FDA Peptide Status 2026: Compounding, Category 2, and What It Means for Research
A current snapshot of the regulatory landscape, the 503A and 503B pathways, and what 2026 changed
The peptide regulatory landscape changed materially in September 2023 and has continued evolving through 2026. If you're reading a peptide article from 2022, the legal framework it describes is largely outdated.
This is the current snapshot of what FDA does and does not allow, what changed, and what's likely to change next.
The September 2023 Category 2 listing
The FDA maintains a list of substances that compounding pharmacies can use to prepare medications. Substances on the "503A bulk drug substance" list are permitted. Substances on Category 2 are essentially prohibited from compounding because the FDA has determined that the available safety information is insufficient to support patient use.
In September 2023, the FDA placed several investigational peptides on Category 2:
- BPC-157 (Body Protection Compound 157)
- Thymosin Beta-4 / TB-500
- Selank
- Semax
- Epitalon
- Several others under the GHRP family (GHRP-6, GHRP-2 in some forms)
The practical effect: 503A compounding pharmacies stopped supplying these compounds to patients. The legal supply in the US contracted dramatically.
What this did NOT do
The Category 2 listing does not make peptides illegal to possess. It restricts pharmacy compounding for human use. Several distinctions matter:
- Possession of a research peptide is not in itself a federal offense (though state laws vary)
- Use in formal clinical research with an IND is unaffected
- Veterinary use under appropriate licensing is unaffected (though state veterinary boards have their own rules)
- FDA-approved peptides (semaglutide, tirzepatide, oxytocin, etc.) are unaffected
The compounded GLP-1 question
The most consequential 2024-2026 regulatory question has been compounded semaglutide and tirzepatide. During the brand-name shortages of 2023-2024, compounding pharmacies were permitted to prepare alternatives under FDA shortage exceptions. As Novo Nordisk and Eli Lilly resolved supply issues, the FDA removed the shortage designation, and compounded versions were largely phased out — though aggressive lobbying from compounding interests continues.

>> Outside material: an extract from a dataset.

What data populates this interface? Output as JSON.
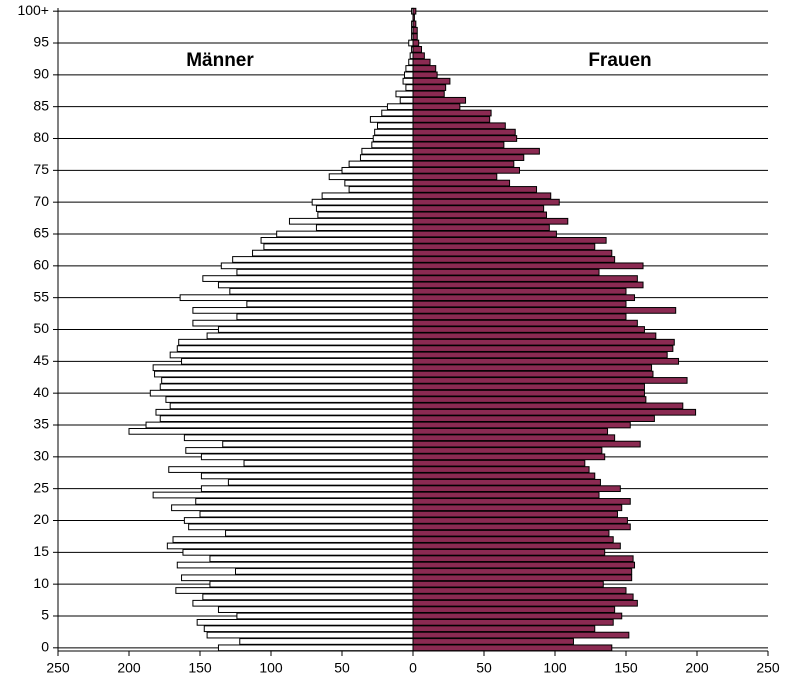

The current position (as of April 2026): compounded semaglutide and tirzepatide are permitted only for specific allergen or dose customization needs, not as a general workaround for brand pricing. Many compounding pharmacies are operating in a gray zone, and the FDA has issued multiple warning letters.
FDA-approved peptide drugs available in 2026
The list of FDA-approved peptide drugs continues to grow. Currently approved:
- Semaglutide: Ozempic (T2D, 2017), Wegovy (obesity, 2021), Rybelsus (oral, 2019)
- Tirzepatide: Mounjaro (T2D, 2022), Zepbound (obesity, 2023)
- Liraglutide: Victoza (T2D), Saxenda (obesity)
- Dulaglutide: Trulicity (T2D)
- Afamelanotide: Scenesse (erythropoietic protoporphyria)
- Octreotide: Sandostatin (acromegaly, neuroendocrine tumors)
- Teriparatide: Forteo (osteoporosis)
- Synthetic oxytocin: Pitocin and others
- Insulin and insulin analogs (technically peptides)
- GLP-1 / GIP / glucagon triple agonists: retatrutide expected 2026-2027
The international picture
FDA decisions don't bind other regulators. The European Medicines Agency has its own positions. Several peptides approved abroad are not approved in the US — Thymosin Alpha-1 is the canonical example, approved in 35+ countries for hepatitis B/C and immunomodulation but not in the US.
Russian and Chinese regulatory frameworks have approved Selank, Semax, Cerebrolysin and others. These remain unavailable as approved drugs in the US.
This international fragmentation has practical consequences: medical tourism for peptide therapy is a growing phenomenon, and online suppliers operating from non-US jurisdictions are the main gray-market source.
Where this is heading
Several predictions seem reasonably safe:
FDA-approved peptide pipeline will continue to expand. Triple-receptor agonists, oral peptides, and weekly/monthly formulations are all in late development. The post-semaglutide regulatory framework has been streamlined for incretin-class drugs.
Compounding restrictions will persist. The FDA's general posture toward investigational peptide compounding has hardened over 2024-2026. Reversal of the Category 2 listings is unlikely without significant new safety data.
State-level enforcement will increase. Texas, California, and Florida have taken different positions on peptide-related practices. Expect more state attorney general action against marketers and clinics making improper claims.
Telehealth peptide clinics face increased scrutiny. The model of remote prescribing for peptides has come under FDA and DOJ attention. Several large operations have settled or shut down.
The bottom line: the regulatory environment for peptides in 2026 is more restrictive than in 2022 but more sophisticated. FDA-approved peptides are rapidly expanding. Investigational peptides face tighter constraints. The educational and research ecosystem continues — what has changed is that gray-market supply chains have less legal cover.